Dramatic revelations as Springwater committee appoints new auditor
Compliance audit committee members Colin McLarty, George Wodoslawsky and Robert Barlow leave the township administration centre after meeting in January. -AWARE Simcoe photo
French, McLean, township ready to settle in July 2017, but committee refused, mayor says
By Kate Harries AWARE News Network
The Springwater compliance audit committee met on Tuesday February 27, heard from the man whose 2014 campaign is at issue, and voted to appoint a new auditor to look into his election expenses.
The 2-0 vote (chair Robert Barlow was absent) came immediately after Mayor Bill French had urged the committee not to order a second audit, but to take “a bold move because of the time and expense of all parties, and make a decision to end this matter today.”
In fact, but for the committee’s refusal, the matter could have been resolved at a much lower cost last July, French revealed in his 10-minute address.

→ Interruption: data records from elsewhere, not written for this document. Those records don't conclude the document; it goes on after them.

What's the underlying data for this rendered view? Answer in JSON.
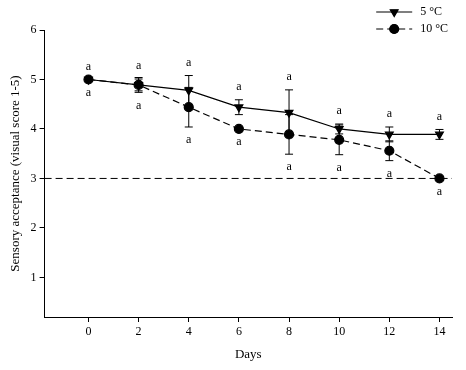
{
  "chart_data": {
    "type": "line",
    "x_label": "Days",
    "y_label": "Sensory acceptance (visual score 1-5)",
    "x": [
      0,
      2,
      4,
      6,
      8,
      10,
      12,
      14
    ],
    "series": [
      {
        "name": "5 °C",
        "color": "#000000",
        "marker": "triangle-down",
        "line_style": "solid",
        "values": [
          5,
          4.89,
          4.78,
          4.44,
          4.33,
          4.0,
          3.89,
          3.89
        ],
        "errors": [
          0,
          0.12,
          0.3,
          0.15,
          0.46,
          0.1,
          0.15,
          0.1
        ],
        "letters": [
          "a",
          "a",
          "a",
          "a",
          "a",
          "a",
          "a",
          "a"
        ]
      },
      {
        "name": "10 °C",
        "color": "#000000",
        "marker": "circle",
        "line_style": "dashed",
        "values": [
          5,
          4.89,
          4.44,
          4.0,
          3.89,
          3.78,
          3.56,
          3.0
        ],
        "errors": [
          0,
          0.15,
          0.4,
          0,
          0.4,
          0.3,
          0.2,
          0
        ],
        "letters": [
          "a",
          "a",
          "a",
          "a",
          "a",
          "a",
          "a",
          "a"
        ]
      }
    ],
    "xlim": [
      -1.75,
      14.5
    ],
    "xticks": [
      0,
      2,
      4,
      6,
      8,
      10,
      12,
      14
    ],
    "ylim": [
      0.2,
      6
    ],
    "yticks": [
      1,
      2,
      3,
      4,
      5,
      6
    ],
    "hline": 3,
    "legend": "upper right",
    "grid": false
  }
}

All other parties had been in agreement following a process overseen by Associate Chief Justice Frank Marrocco, in a bid to staunch the escalating expenses to the parties and the taxpayers, he said.
Only the committee stood in the way, French said, rejecting a solution that had been accepted by former deputy mayor Dan McLean, who launched the complaint and was represented by prominent Toronto lawyer Jack Siegel, as well as by French and the township.

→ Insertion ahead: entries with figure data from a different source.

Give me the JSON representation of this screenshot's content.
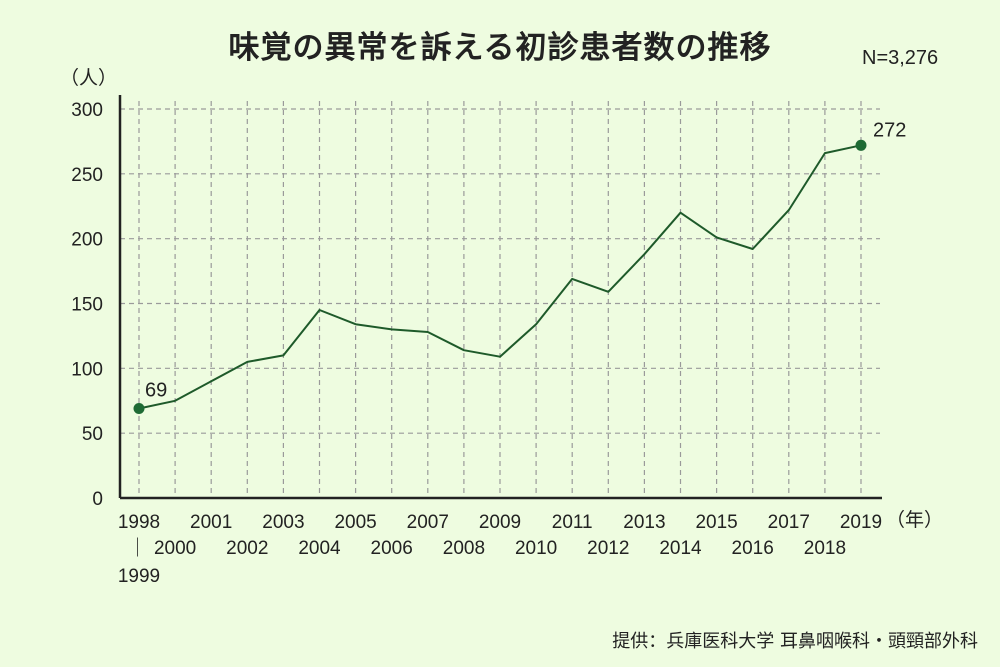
{
  "title": "味覚の異常を訴える初診患者数の推移",
  "sample_size": "N=3,276",
  "source": "提供：兵庫医科大学 耳鼻咽喉科・頭頸部外科",
  "colors": {
    "background": "#eefce0",
    "line": "#1e5a2a",
    "marker": "#1e6b34",
    "grid": "#9a9a9a",
    "axis": "#222222"
  },
  "chart_data": {
    "type": "line",
    "title": "味覚の異常を訴える初診患者数の推移",
    "ylabel": "（人）",
    "xlabel": "（年）",
    "ylim": [
      0,
      300
    ],
    "yticks": [
      0,
      50,
      100,
      150,
      200,
      250,
      300
    ],
    "grid": true,
    "x": [
      "1998｜1999",
      "2000",
      "2001",
      "2002",
      "2003",
      "2004",
      "2005",
      "2006",
      "2007",
      "2008",
      "2009",
      "2010",
      "2011",
      "2012",
      "2013",
      "2014",
      "2015",
      "2016",
      "2017",
      "2018",
      "2019"
    ],
    "values": [
      69,
      75,
      90,
      105,
      110,
      145,
      134,
      130,
      128,
      114,
      109,
      134,
      169,
      159,
      188,
      220,
      201,
      192,
      222,
      266,
      272
    ],
    "tick_labels": [
      {
        "text": "1998",
        "row": 0
      },
      {
        "text": "｜",
        "row": 1
      },
      {
        "text": "1999",
        "row": 2
      },
      {
        "text": "2000",
        "row": 1
      },
      {
        "text": "2001",
        "row": 0
      },
      {
        "text": "2002",
        "row": 1
      },
      {
        "text": "2003",
        "row": 0
      },
      {
        "text": "2004",
        "row": 1
      },
      {
        "text": "2005",
        "row": 0
      },
      {
        "text": "2006",
        "row": 1
      },
      {
        "text": "2007",
        "row": 0
      },
      {
        "text": "2008",
        "row": 1
      },
      {
        "text": "2009",
        "row": 0
      },
      {
        "text": "2010",
        "row": 1
      },
      {
        "text": "2011",
        "row": 0
      },
      {
        "text": "2012",
        "row": 1
      },
      {
        "text": "2013",
        "row": 0
      },
      {
        "text": "2014",
        "row": 1
      },
      {
        "text": "2015",
        "row": 0
      },
      {
        "text": "2016",
        "row": 1
      },
      {
        "text": "2017",
        "row": 0
      },
      {
        "text": "2018",
        "row": 1
      },
      {
        "text": "2019",
        "row": 0
      }
    ],
    "annotations": [
      {
        "text": "69",
        "index": 0
      },
      {
        "text": "272",
        "index": 20
      }
    ],
    "markers_at": [
      0,
      20
    ]
  }
}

“Is it reasonable to spend over $200,000 of township money defending your decision?” French asked the two committee members.
“Justice Kiteley expressed concern about escalating costs over a year ago in January 2017. Is it reasonable that you as a committee have an unlimited budget, roughly 10 times that of Mr. McLean or I, and we have limited and finite resources?
“How is the committee being reasonable or fair to Mr. Mclean, me or the taxpayers of the township of Springwater?”
In another startling revelation, French said he had challenged then township clerk John Daly in July 2015 with regard to Colin McLarty’s presence on the committee.
“I was in receipt of an email showing that Mr. McLarty distributed Mr. McLean’s election video to at least one local resident during the 2014 campaign which, if nothing else, could be perceived as having some bias for the applicant.”
(The 2014 bylaw appointing the joint Oro-Medonte-Springwater compliance audit committee states that “to avoid any potential conflict of interest, committee members shall not offer their services to any municipal election candidates.”)
A complicating factor, French said, is that another committee member (George Wodoslawsky) missed crucial meetings in 2017. “I do question whether the committee’s decisions at those closed session meetings were fair and without bias,” he said.
French concluded his remarks and invited questions.
Wodoslawsky, in the chair, and McLarty, the remaining member, sat silent. A dozen people watched from the floor of the council chamber.
Wodoslawsky and McLarty had no questions for French. No comment on the narrative that casts committee members as the only ones clinging to a tortuous process involving ever more expense to taxpayers. No explanation for Barlow’s absence. No advice sought from their Toronto lawyer, Jody Johnson, also sitting silent, to one side.
The committee did not deliberate the “bold move” suggested by French.
Instead, McLarty moved promptly to appoint Glen Davison to conduct a second audit of French’s campaign expenses.
In a flash, Wodoslawsky seconded the motion.
Without debate, Wodoslawsky and McLarty voted in favour.
Then the two adjourned their meeting, 15 minutes after it had started. They and their lawyer refused to answer questions from this reporter.
The selection of Davison is the result of a tendering process that took place in October 2015, township clerk Renee Chaperon advised in an email. Two submissions were received and Froese Forensic Partners was selected at that time. Davison, an Etobicoke chartered accountant, will be conducting the audit on behalf of Froese.
The first audit, completed in September 2016, by Melanie Dugard of Grant Thornton, was rejected by the committee. It cost the township $12,860.
As of December 31, 2017, Johnson, the committee’s lawyer, has been paid $112,411 by the township.
Dugard’s audit of French’s expenses found five instances of apparent non-compliance with the Municipal Elections Act totaling $1,175. The addition of those expenses to the $15,300 reported by French did not put him above the $20,000 spending limit for his campaign.